Ta-Nehisi Coates - Ta-Nehisi Coates is a senior editor for The Atlantic, where he writes about culture, politics, and social issues for TheAtlantic.com and the magazine. He is the author of the memoir The Beautiful Struggle. More

Born in 1975, the product of two beautiful parents. Raised in West Baltimore—not quite The Wire, but sometimes ill all the same. Studied at the Mecca for some years in the mid-’90s. Emerged with a purpose, if not a degree. Slowly migrated up the East Coast with a baby and my beloved, until I reached the shores of Harlem. Wrote some stuff along the way.

About that Jewish vote...

By Ta-Nehisi Coates
Sep 3 2008, 11:59 AM ET Comment

McCain is sending Palin to Florida next week. This is an excerpt from the files of Sarah Pailin's pastor:

Brickner also described terrorist attacks on Israelis as God's "judgment of unbelief" of Jews who haven't embraced Christianity:

"Judgment is very real and we see it played out on the pages of the newspapers and on the television. It's very real. When [Brickner's son] was in Jerusalem he was there to witness some of that judgment, some of that conflict, when a Palestinian from East Jerusalem took a bulldozer and went plowing through a score of cars, killing numbers of people. Judgment -- you can't miss it."
Sarah Palin was in the church when dude said this. Look I have no idea, how Palin feels about Jews or Israel or much else. As a general standard, I think all politicians should be judged on their individual merits. My beef isn't with Palin--it's with professional hyperventilators who have no problem denouncing Rev. Wright as a raving antisemite, who love to talk about the wave of antisemitism sweeping over the ghetto, but have nothing to say about this sort of thing. It's disgusting, weak and the stock and trade of intellectual cowards.

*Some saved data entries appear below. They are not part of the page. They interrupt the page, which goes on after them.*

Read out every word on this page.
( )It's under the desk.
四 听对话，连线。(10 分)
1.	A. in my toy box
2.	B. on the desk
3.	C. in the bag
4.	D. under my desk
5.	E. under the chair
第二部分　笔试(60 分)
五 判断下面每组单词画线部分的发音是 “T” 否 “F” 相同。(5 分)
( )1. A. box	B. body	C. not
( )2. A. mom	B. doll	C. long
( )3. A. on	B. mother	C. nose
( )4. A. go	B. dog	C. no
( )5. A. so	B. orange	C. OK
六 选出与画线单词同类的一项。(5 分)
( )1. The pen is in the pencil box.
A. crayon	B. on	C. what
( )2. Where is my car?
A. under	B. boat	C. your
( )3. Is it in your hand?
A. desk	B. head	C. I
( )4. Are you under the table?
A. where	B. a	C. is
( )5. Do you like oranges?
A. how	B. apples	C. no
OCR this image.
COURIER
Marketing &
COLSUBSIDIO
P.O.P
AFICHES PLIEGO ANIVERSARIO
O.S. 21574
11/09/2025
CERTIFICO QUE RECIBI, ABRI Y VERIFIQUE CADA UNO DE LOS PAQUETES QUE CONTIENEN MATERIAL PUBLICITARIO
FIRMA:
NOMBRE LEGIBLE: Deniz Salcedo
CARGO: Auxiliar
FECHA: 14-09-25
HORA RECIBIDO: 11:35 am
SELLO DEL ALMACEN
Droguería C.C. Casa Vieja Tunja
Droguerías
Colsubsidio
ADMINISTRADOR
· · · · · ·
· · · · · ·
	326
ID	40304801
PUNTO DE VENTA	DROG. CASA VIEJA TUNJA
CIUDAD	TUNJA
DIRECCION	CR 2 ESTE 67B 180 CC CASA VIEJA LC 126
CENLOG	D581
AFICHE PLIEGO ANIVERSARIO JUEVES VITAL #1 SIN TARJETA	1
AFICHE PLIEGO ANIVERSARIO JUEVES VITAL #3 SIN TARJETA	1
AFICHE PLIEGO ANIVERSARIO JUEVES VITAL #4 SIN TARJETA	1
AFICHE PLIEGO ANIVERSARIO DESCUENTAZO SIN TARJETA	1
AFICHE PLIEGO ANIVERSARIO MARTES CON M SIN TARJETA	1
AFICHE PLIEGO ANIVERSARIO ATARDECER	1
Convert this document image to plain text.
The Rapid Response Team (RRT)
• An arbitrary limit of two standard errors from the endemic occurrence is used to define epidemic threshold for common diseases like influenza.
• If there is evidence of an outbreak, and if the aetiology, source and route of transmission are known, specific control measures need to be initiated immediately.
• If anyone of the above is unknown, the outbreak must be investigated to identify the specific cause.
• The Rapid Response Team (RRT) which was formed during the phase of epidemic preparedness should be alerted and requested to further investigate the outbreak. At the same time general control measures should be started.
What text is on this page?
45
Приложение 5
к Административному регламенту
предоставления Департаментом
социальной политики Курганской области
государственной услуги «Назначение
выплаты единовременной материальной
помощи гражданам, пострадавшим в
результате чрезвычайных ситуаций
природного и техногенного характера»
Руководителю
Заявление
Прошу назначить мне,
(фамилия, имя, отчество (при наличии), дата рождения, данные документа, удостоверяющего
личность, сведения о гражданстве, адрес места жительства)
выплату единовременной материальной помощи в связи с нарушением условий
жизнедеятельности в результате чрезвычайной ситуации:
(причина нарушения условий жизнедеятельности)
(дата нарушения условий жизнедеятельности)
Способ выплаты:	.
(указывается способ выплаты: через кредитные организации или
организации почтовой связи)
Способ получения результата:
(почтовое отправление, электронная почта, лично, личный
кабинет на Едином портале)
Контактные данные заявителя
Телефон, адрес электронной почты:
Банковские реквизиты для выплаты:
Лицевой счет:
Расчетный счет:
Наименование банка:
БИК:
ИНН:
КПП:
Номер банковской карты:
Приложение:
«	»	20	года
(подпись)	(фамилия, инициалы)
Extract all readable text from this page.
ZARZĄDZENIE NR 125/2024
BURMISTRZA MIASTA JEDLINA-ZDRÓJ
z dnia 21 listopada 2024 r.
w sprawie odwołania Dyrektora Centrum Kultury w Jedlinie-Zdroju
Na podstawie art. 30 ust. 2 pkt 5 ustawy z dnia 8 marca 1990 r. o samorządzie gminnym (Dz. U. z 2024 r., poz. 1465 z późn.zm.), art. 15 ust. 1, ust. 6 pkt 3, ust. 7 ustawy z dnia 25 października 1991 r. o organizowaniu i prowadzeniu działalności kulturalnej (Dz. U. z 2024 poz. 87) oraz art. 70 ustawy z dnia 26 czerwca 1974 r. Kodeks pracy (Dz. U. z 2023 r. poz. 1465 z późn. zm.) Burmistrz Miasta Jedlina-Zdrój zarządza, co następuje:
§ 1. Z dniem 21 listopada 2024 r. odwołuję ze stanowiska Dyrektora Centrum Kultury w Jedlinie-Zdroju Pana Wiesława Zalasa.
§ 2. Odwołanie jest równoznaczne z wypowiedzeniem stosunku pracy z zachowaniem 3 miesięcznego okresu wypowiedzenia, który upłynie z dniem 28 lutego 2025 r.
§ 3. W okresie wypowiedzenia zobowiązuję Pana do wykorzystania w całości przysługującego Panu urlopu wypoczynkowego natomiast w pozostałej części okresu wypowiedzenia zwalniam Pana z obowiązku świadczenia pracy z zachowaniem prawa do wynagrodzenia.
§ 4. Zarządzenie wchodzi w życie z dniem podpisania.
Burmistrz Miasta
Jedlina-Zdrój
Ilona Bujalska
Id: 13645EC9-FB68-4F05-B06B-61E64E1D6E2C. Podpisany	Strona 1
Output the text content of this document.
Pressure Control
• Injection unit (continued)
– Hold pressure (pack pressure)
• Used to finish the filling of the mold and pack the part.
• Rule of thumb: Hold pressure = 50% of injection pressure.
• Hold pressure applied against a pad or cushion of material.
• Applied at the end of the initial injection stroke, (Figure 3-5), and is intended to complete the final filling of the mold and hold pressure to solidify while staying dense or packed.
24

UPDATE: Commenter Brenda offers a much-needed correction:

 That sermon was acutally from the head of Jews for Jesus, guesting at the church, not the regular pastor. I think your point still stands, and Brickner certainly received an effusive introduction from said pastor, but let's be as accurate as possible if we're going to make this case.

UPDATE #2: From commenter Ano:

So, which is it? Do Wright and Palin-Pastor matter, or don't they? This type of post kind of makes it sound like you want a double-standard going the OTHER way (Wright = OK, Palin-Pastor = significant).
Not at all. For my money, neither matter. Like I said, I have absolutely no idea how she feels about Jews. But I want people who go around hollering about Wright to be loyal to their own standard. Feel me? That goes for the critics--and it goes for reporters who insist that Wright is a problem among Jews.